How did you learn about sex? Was it from your parents? A book? Or did you turn to the internet to answer all your most pressing questions?
Many teens search for answers online, but the internet is rife with misinformation. As a result, reproductive health organization Planned Parenthood is releasing a chatbot that will provide teens ages 13 to 17–or anyone who has a question–with accurate information about their bodies and sexual health. It’s the latest in Planned Parenthood’s efforts to bring its expertise in reproductive health to more people through digital products.
Designed by the New York-based design and technology company Work & Co, the chatbot, called Roo, can answer questions about health, bodies, relationships, and what kind of services Planned Parenthood provides. The purple interface is cheerful and friendly, and runs through what kinds of questions you can ask as well as informing you that everything said is confidential and private. The bot asks for a gender to better tailor answers (and includes five different gender options as well as the option to skip), and then the chat screen opens up. You can either type in a question you have, or browse a host of questions, including “How do I tell someone I like them?” “What’s the right age to have sex for the first time?” and “What will happen to me if I masturbate too much?”
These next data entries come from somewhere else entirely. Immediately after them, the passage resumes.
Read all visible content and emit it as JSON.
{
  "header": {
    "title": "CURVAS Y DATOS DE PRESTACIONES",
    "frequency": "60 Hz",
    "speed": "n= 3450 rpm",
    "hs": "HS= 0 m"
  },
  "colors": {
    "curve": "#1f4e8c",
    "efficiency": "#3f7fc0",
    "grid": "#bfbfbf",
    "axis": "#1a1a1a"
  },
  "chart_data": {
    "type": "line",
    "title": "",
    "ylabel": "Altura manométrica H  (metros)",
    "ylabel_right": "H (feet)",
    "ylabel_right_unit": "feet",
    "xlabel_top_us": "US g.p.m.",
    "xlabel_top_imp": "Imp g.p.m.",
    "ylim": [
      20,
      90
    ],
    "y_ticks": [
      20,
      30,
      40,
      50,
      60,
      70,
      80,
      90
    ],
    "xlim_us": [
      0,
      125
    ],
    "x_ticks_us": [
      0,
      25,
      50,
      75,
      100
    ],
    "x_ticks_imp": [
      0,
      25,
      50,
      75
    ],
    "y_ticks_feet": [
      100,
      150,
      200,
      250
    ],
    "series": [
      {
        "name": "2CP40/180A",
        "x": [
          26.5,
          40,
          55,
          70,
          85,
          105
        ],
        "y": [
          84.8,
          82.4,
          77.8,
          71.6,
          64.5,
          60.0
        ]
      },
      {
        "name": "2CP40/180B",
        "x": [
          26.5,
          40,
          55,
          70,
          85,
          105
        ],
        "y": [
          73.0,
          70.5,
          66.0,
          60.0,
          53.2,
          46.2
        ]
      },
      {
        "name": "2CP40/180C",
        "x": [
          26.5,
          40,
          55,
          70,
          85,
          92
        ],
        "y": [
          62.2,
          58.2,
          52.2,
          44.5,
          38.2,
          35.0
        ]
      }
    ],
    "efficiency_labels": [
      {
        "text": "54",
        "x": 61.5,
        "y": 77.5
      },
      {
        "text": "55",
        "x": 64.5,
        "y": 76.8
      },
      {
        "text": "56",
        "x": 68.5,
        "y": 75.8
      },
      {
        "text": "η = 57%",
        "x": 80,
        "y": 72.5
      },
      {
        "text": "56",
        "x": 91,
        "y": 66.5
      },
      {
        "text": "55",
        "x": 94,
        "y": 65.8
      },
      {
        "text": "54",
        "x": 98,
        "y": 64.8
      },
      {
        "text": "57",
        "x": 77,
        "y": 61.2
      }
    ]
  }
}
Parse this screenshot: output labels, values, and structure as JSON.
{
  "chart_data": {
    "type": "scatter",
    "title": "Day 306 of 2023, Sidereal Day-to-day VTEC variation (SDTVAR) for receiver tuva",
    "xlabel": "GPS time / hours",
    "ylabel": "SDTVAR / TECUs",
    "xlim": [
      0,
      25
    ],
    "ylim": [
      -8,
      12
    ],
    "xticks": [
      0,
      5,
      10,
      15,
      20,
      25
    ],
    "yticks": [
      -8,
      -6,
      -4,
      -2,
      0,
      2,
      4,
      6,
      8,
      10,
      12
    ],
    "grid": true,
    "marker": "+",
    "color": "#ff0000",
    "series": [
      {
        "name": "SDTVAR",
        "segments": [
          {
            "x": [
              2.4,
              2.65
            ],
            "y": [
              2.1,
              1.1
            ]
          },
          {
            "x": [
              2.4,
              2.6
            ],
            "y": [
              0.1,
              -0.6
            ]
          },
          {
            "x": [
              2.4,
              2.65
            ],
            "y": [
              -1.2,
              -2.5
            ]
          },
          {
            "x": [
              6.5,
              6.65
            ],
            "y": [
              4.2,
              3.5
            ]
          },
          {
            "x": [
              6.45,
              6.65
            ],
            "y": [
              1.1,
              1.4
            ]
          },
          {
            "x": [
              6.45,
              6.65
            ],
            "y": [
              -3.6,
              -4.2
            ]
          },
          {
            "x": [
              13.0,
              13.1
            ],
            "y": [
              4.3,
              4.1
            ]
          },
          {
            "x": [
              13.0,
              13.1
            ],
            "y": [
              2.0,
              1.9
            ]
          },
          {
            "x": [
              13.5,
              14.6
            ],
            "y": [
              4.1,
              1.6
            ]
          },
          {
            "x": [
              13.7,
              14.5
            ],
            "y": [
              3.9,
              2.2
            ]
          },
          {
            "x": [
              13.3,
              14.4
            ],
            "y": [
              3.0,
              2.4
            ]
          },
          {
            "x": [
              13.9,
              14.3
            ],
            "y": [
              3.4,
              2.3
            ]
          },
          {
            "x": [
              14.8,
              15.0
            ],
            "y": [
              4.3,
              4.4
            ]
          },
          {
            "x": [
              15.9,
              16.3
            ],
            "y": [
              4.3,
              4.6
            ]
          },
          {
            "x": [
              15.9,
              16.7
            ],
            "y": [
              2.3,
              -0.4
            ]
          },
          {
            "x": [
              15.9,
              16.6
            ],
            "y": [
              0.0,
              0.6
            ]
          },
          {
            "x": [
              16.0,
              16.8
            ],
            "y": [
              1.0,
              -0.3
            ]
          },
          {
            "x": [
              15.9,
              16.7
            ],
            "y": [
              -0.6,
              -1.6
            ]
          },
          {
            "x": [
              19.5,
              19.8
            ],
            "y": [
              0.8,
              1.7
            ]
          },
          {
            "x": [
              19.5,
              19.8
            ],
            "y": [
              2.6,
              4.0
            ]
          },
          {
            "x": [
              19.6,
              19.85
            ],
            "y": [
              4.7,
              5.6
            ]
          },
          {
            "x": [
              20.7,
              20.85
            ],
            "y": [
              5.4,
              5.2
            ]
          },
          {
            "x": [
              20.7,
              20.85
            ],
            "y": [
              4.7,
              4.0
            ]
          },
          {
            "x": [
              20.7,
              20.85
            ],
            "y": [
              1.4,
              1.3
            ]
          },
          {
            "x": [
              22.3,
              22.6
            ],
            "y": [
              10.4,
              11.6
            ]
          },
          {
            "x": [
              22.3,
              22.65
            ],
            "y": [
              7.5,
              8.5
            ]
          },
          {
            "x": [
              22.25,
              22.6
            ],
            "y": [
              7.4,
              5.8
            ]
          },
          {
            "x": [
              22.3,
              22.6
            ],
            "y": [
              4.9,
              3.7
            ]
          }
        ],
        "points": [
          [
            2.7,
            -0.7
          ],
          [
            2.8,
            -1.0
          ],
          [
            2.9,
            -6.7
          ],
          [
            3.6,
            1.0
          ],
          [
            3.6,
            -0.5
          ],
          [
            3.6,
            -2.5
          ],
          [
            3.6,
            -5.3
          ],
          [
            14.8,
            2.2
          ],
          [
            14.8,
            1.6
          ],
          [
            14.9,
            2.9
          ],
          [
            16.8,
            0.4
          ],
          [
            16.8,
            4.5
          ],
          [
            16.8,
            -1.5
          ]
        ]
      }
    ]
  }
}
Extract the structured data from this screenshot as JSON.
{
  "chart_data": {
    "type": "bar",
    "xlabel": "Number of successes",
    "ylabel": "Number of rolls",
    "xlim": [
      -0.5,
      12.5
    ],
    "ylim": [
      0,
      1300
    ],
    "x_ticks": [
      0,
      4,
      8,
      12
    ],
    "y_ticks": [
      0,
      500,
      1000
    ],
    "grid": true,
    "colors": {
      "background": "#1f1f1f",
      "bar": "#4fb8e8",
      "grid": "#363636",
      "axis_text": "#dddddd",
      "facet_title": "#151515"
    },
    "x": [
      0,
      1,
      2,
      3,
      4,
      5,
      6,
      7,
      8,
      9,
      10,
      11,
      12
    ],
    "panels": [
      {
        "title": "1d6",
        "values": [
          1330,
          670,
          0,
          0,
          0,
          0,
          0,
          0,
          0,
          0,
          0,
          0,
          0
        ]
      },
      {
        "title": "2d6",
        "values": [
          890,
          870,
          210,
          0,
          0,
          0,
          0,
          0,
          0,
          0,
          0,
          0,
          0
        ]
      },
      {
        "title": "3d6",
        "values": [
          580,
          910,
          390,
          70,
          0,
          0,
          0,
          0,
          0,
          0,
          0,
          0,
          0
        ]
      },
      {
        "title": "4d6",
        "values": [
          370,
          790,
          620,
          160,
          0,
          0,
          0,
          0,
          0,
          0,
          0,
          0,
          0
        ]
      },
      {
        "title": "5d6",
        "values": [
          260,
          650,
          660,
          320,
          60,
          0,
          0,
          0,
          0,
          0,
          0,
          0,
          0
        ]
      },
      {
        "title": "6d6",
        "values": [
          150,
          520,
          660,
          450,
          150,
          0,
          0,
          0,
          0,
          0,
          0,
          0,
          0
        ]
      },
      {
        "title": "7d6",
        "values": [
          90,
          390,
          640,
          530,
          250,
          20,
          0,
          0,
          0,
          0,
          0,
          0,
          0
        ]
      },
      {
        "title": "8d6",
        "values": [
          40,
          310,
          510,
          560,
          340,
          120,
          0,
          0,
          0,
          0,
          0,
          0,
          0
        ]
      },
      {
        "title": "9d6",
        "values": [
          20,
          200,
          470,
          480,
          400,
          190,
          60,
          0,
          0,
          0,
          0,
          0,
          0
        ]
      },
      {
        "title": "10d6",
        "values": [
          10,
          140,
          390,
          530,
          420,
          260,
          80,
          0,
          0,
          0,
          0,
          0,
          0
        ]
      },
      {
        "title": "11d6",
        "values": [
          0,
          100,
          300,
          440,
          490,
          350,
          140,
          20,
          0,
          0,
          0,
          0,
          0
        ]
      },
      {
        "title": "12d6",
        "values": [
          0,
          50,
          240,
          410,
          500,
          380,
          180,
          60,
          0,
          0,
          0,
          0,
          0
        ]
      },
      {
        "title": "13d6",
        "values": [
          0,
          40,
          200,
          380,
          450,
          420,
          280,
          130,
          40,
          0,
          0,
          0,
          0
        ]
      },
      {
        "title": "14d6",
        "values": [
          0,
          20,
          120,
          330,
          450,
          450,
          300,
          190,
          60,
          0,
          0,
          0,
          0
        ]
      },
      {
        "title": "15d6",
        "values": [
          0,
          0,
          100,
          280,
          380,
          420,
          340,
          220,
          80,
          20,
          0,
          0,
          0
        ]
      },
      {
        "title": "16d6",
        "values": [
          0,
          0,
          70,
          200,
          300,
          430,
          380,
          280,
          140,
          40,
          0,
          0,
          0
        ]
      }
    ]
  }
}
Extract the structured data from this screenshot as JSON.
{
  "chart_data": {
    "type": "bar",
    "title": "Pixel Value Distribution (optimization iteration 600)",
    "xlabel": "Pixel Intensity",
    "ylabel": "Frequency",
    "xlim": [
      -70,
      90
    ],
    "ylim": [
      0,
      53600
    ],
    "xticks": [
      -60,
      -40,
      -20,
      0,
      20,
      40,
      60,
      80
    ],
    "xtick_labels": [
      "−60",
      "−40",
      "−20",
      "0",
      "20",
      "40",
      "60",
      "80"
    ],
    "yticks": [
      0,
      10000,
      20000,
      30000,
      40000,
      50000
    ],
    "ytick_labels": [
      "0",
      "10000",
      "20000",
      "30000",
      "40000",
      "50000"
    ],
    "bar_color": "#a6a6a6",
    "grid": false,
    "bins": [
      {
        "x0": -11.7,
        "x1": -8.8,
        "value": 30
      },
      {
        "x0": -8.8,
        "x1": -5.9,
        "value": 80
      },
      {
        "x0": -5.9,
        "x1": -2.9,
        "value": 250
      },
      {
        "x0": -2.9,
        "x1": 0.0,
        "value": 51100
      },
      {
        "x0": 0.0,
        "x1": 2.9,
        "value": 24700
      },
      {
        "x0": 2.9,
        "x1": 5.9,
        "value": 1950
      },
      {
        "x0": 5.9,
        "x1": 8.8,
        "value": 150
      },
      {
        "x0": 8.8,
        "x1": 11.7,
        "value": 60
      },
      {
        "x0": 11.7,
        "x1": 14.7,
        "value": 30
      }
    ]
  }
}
Because asking peers or adults these kinds of questions can be shame-inducing, the organization wanted to provide a nonjudgmental way for teens to have their questions answered privately.
“We know that many young people are nervous or embarrassed to ask questions about their sexual health,” Dr. Leana Wen, president of Planned Parenthood Federation of America, said in a statement. “They often go online to get information and ask their questions anonymously. It’s important that our youth receive a reliable answer they can trust . . . we’re excited for Roo to be a credible, approachable resource to get the personalized answers they need.”
When they began to work on the app about 14 months ago, Work & Co’s designers talked to students at a local Brooklyn high school, asking them what kinds of questions they have, how they search for answers, and what they’d want in a chatbot. Because many teens prefer to communicate through text message, a chatbot seemed like the ideal form to provide personalized, destigmatized answers. Plus, a 2014 study found that people tend to feel more comfortable disclosing personal information to a chatbot than a person.
Of course, a chat interface doesn’t work for everyone, nor for every question. But the app is designed so that you can just browse questions without having to ask anything yourself, and if you want to know more on a topic like “virginity” or “sex,” sometimes the chatbot will take you to a page on Planned Parenthood’s website that has significantly more information that would fit in the chatbot interface.
Roo is the latest of a series of digital products that Planned Parenthood has released, including a period-planning app and a virtual reality experience that are designed to make the organization’s expertise and services more accessible.
“As a physician, I know the importance of meeting people where they are with the information and care they need,” Wen said in a statement. “At Planned Parenthood, we want to make it as easy as possible to get everyone the education and healthcare they need, when they need it, no matter what method of communication works best for them.”